Je dirai aussi qu’avec autant de pièces d’époque maintenant, il est très à la mode de les moderniser, et j’ai vraiment apprécié de ne pas avoir entendu de chanson de Billie Eilish dans ce film.

J’ai l’impression que c’est presque fini, ce genre de chose. Pour moi, il était important d’oublier que c’est un film d’époque. C’est une histoire qui se déroule dans une période à propos de cette femme. Il doit également se sentir très authentique et avoir une sorte de sensation documentée. Toute la musique est, d’une certaine manière, appropriée à la période, mais pas tout à fait. Et les costumes sont précis à 100% pour chaque année où le film se déroule. Il n’y a pas de vrai maquillage, donc tout a l’air vraiment réel.

Cela aide simplement le public à croire que ce qu’il regarde est réel, de sorte que le public se sent vraiment immergé dans le monde. Vous savez aussi, avec les paysages sonores que nous créons avec le chant des oiseaux ou le vent ou la pluie, pour que vous ayez vraiment l’impression d’avoir été là avec elle. Et son souffle, le souffle du personnage est vraiment important. Il se sent organique et réel et non coquelicot. Nous ne faisons rien comme des plans de grue ou de drone parce que j’ai l’impression que cela donne l’impression que c’est artificiel et que vous êtes vraiment conscient du travail de la caméra, ce que je ne voulais pas avoir.

Kory Mello (Images Obscures)
Kory Mello (Images Obscures)
Kory Mello (Images Obscures)

C’est une histoire humaine très banale. Elle a tellement de tragédie. Elle perd son frère et son premier amour, tout le monde pense qu’elle est un monstre, et elle a toute cette capacité de joie et de créativité. Pièce d’époque ou pas, c’est un genre de truc intemporel et ordinaire.

Les gens n’étaient pas si différents à l’époque, surtout dans un endroit comme le Yorkshire. C’était assez réel là-haut. Je ne voulais pas qu’il fasse si sombre que ce soit une bifurcation. Je voulais que tu sois toujours là avec elle et que tu l’enracines parce que tu l’aimes. Vous aimez qui elle est, même si c’est un peu excentrique.
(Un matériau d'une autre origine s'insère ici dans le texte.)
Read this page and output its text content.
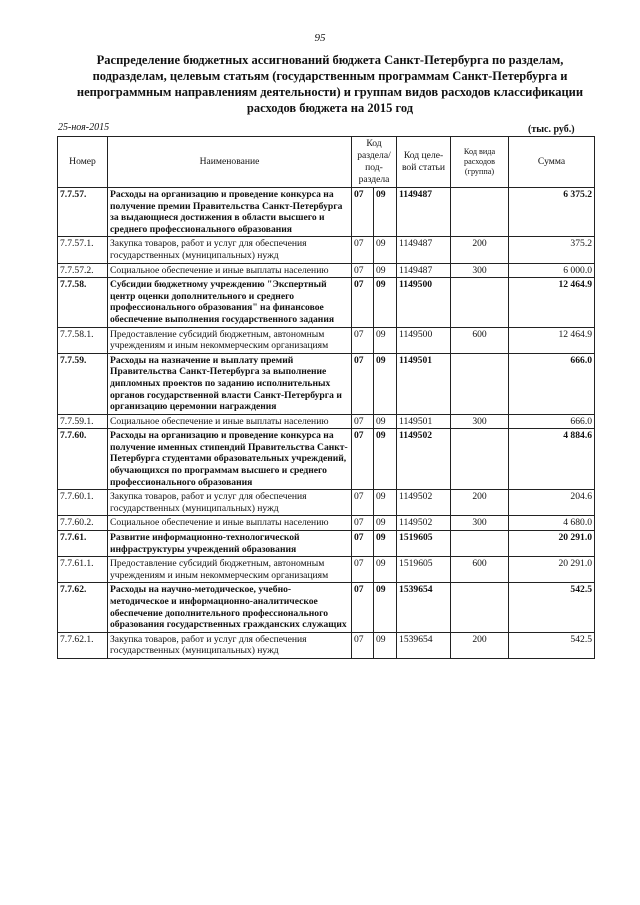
95
Распределение бюджетных ассигнований бюджета Санкт-Петербурга по разделам, подразделам, целевым статьям (государственным программам Санкт-Петербурга и непрограммным направлениям деятельности) и группам видов расходов классификации расходов бюджета на 2015 год
25-ноя-2015	(тыс. руб.)
Номер	Наименование	Код раздела/ под- раздела		Код целе- вой статьи	Код вида расходов (группа)	Сумма
7.7.57.	Расходы на организацию и проведение конкурса на получение премии Правительства Санкт-Петербурга за выдающиеся достижения в области высшего и среднего профессионального образования	07	09	1149487		6 375.2
7.7.57.1.	Закупка товаров, работ и услуг для обеспечения государственных (муниципальных) нужд	07	09	1149487	200	375.2
7.7.57.2.	Социальное обеспечение и иные выплаты населению	07	09	1149487	300	6 000.0
7.7.58.	Субсидии бюджетному учреждению "Экспертный центр оценки дополнительного и среднего профессионального образования" на финансовое обеспечение выполнения государственного задания	07	09	1149500		12 464.9
7.7.58.1.	Предоставление субсидий бюджетным, автономным учреждениям и иным некоммерческим организациям	07	09	1149500	600	12 464.9
7.7.59.	Расходы на назначение и выплату премий Правительства Санкт-Петербурга за выполнение дипломных проектов по заданию исполнительных органов государственной власти Санкт-Петербурга и организацию церемонии награждения	07	09	1149501		666.0
7.7.59.1.	Социальное обеспечение и иные выплаты населению	07	09	1149501	300	666.0
7.7.60.	Расходы на организацию и проведение конкурса на получение именных стипендий Правительства Санкт-Петербурга студентами образовательных учреждений, обучающихся по программам высшего и среднего профессионального образования	07	09	1149502		4 884.6
7.7.60.1.	Закупка товаров, работ и услуг для обеспечения государственных (муниципальных) нужд	07	09	1149502	200	204.6
7.7.60.2.	Социальное обеспечение и иные выплаты населению	07	09	1149502	300	4 680.0
7.7.61.	Развитие информационно-технологической инфраструктуры учреждений образования	07	09	1519605		20 291.0
7.7.61.1.	Предоставление субсидий бюджетным, автономным учреждениям и иным некоммерческим организациям	07	09	1519605	600	20 291.0
7.7.62.	Расходы на научно-методическое, учебно-методическое и информационно-аналитическое обеспечение дополнительного профессионального образования государственных гражданских служащих	07	09	1539654		542.5
7.7.62.1.	Закупка товаров, работ и услуг для обеспечения государственных (муниципальных) нужд	07	09	1539654	200	542.5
Certaines critiques ont parlé de la façon dont les libertés créatives ont été prises. Si vous ne pouvez pas déjà le dire, je ne suis pas un puriste de Brontë. Je n’en savais même rien, mais je m’en fichais aussi. Mais de quoi s’agit-il ? Les gens sont-ils simplement protecteurs ?

Je pense que certaines personnes n’aiment pas qu’elle ne soit pas vierge. Ils veulent la garder dans une vitrine. Ils ne veulent pas qu’elle sorte et passe un bon moment. J’ai vraiment adoré lire certaines des critiques du genre “Comment oses-tu ?” parce qu’avoir une réaction aussi extrême signifie que cela les a affectés et cela signifie qu’ils ont peut-être leur propre relation avec Emily Brontë et qu’ils l’ont placée sur une étagère où ils estiment qu’elle devrait rester.
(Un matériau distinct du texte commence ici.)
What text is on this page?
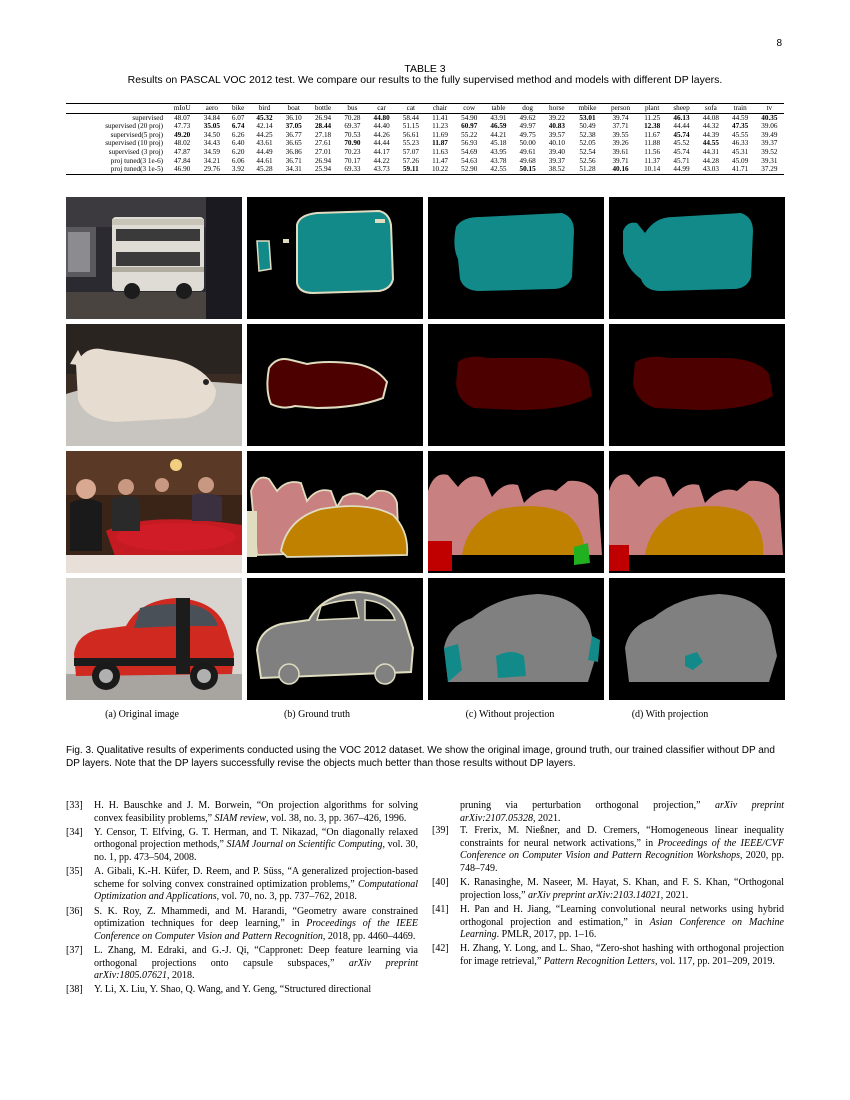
8
TABLE 3
Results on PASCAL VOC 2012 test. We compare our results to the fully supervised method and models with different DP layers.
	mIoU	aero	bike	bird	boat	bottle	bus	car	cat	chair	cow	table	dog	horse	mbike	person	plant	sheep	sofa	train	tv
supervised	48.07	34.84	6.07	45.32	36.10	26.94	70.28	44.80	58.44	11.41	54.90	43.91	49.62	39.22	53.01	39.74	11.25	46.13	44.08	44.59	40.35
supervised (20 proj)	47.73	35.05	6.74	42.14	37.05	28.44	69.37	44.40	51.15	11.23	60.97	46.59	49.97	40.83	50.49	37.71	12.38	44.44	44.32	47.35	39.06
supervised(5 proj)	49.20	34.50	6.26	44.25	36.77	27.18	70.53	44.26	56.61	11.69	55.22	44.21	49.75	39.57	52.38	39.55	11.67	45.74	44.39	45.55	39.49
supervised (10 proj)	48.02	34.43	6.40	43.61	36.65	27.61	70.90	44.44	55.23	11.87	56.93	45.18	50.00	40.10	52.05	39.26	11.88	45.52	44.55	46.33	39.37
supervised (3 proj)	47.87	34.59	6.20	44.49	36.86	27.01	70.23	44.17	57.07	11.63	54.69	43.95	49.61	39.40	52.54	39.61	11.56	45.74	44.31	45.31	39.52
proj tuned(3 1e-6)	47.84	34.21	6.06	44.61	36.71	26.94	70.17	44.22	57.26	11.47	54.63	43.78	49.68	39.37	52.56	39.71	11.37	45.71	44.28	45.09	39.31
proj tuned(3 1e-5)	46.90	29.76	3.92	45.28	34.31	25.94	69.33	43.73	59.11	10.22	52.90	42.55	50.15	38.52	51.28	40.16	10.14	44.99	43.03	41.71	37.29
(a) Original image	(b) Ground truth	(c) Without projection	(d) With projection
Fig. 3. Qualitative results of experiments conducted using the VOC 2012 dataset. We show the original image, ground truth, our trained classifier without DP and DP layers. Note that the DP layers successfully revise the objects much better than those results without DP layers.
[33] H. H. Bauschke and J. M. Borwein, “On projection algorithms for solving convex feasibility problems,” SIAM review, vol. 38, no. 3, pp. 367–426, 1996.
[34] Y. Censor, T. Elfving, G. T. Herman, and T. Nikazad, “On diagonally relaxed orthogonal projection methods,” SIAM Journal on Scientific Computing, vol. 30, no. 1, pp. 473–504, 2008.
[35] A. Gibali, K.-H. Küfer, D. Reem, and P. Süss, “A generalized projection-based scheme for solving convex constrained optimization problems,” Computational Optimization and Applications, vol. 70, no. 3, pp. 737–762, 2018.
[36] S. K. Roy, Z. Mhammedi, and M. Harandi, “Geometry aware constrained optimization techniques for deep learning,” in Proceedings of the IEEE Conference on Computer Vision and Pattern Recognition, 2018, pp. 4460–4469.
[37] L. Zhang, M. Edraki, and G.-J. Qi, “Cappronet: Deep feature learning via orthogonal projections onto capsule subspaces,” arXiv preprint arXiv:1805.07621, 2018.
[38] Y. Li, X. Liu, Y. Shao, Q. Wang, and Y. Geng, “Structured directional
pruning via perturbation orthogonal projection,” arXiv preprint arXiv:2107.05328, 2021.
[39] T. Frerix, M. Nießner, and D. Cremers, “Homogeneous linear inequality constraints for neural network activations,” in Proceedings of the IEEE/CVF Conference on Computer Vision and Pattern Recognition Workshops, 2020, pp. 748–749.
[40] K. Ranasinghe, M. Naseer, M. Hayat, S. Khan, and F. S. Khan, “Orthogonal projection loss,” arXiv preprint arXiv:2103.14021, 2021.
[41] H. Pan and H. Jiang, “Learning convolutional neural networks using hybrid orthogonal projection and estimation,” in Asian Conference on Machine Learning. PMLR, 2017, pp. 1–16.
[42] H. Zhang, Y. Long, and L. Shao, “Zero-shot hashing with orthogonal projection for image retrieval,” Pattern Recognition Letters, vol. 117, pp. 201–209, 2019.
Il y a une scène de masque dans les 20 premières minutes où une mère morte vient rendre visite, ou dans l’imagination, mais si vous avez toujours l’impression de regarder un biopic à ce moment-là, j’ai vraiment l’impression que c’est sur vous. C’est un film qui explore l’idée d’Emily. Scènes de Les Hauts de Hurlevent sont dans le film et sa poésie est dans le film. Il y a un triangle amoureux dans le film, il y a un triangle amoureux dans Les Hauts de Hurlevent. C’est un mélange de différentes choses. De la même manière qu’Emily a écrit ce qu’elle ressentait, c’est ce que je voulais faire. Je dois dire que cela me remplit de joie pour être honnête. J’entre dans l’histoire avec un tel respect pour Emily et tellement d’amour pour elle, et je sais quand j’enfreins les règles, et je sais pourquoi j’enfreins les règles.

Je fais le film pour parler aux gens de votre génération. Si vous aimez le film et que vous y répondez et qu’il est lié à votre vie et à qui vous êtes en train de déterminer qui vous êtes, alors je suis si heureux – et c’est ce que l’art devrait faire, c’est ce que le film devrait faire. Juste regarder un personnage à travers une vitrine, à quoi ça sert ? Ce qui est intéressant, c’est qu’Emily gardait toutes ses critiques dans son bureau et qu’il y avait beaucoup de gens qui avaient écrit “comment osez-vous?” Commentaires. Elle les sortait et les lisait de temps en temps pour rire, alors j’ai l’impression qu’elle ressentirait probablement la même chose que moi.

Cette interview a été éditée et condensée pour plus de clarté.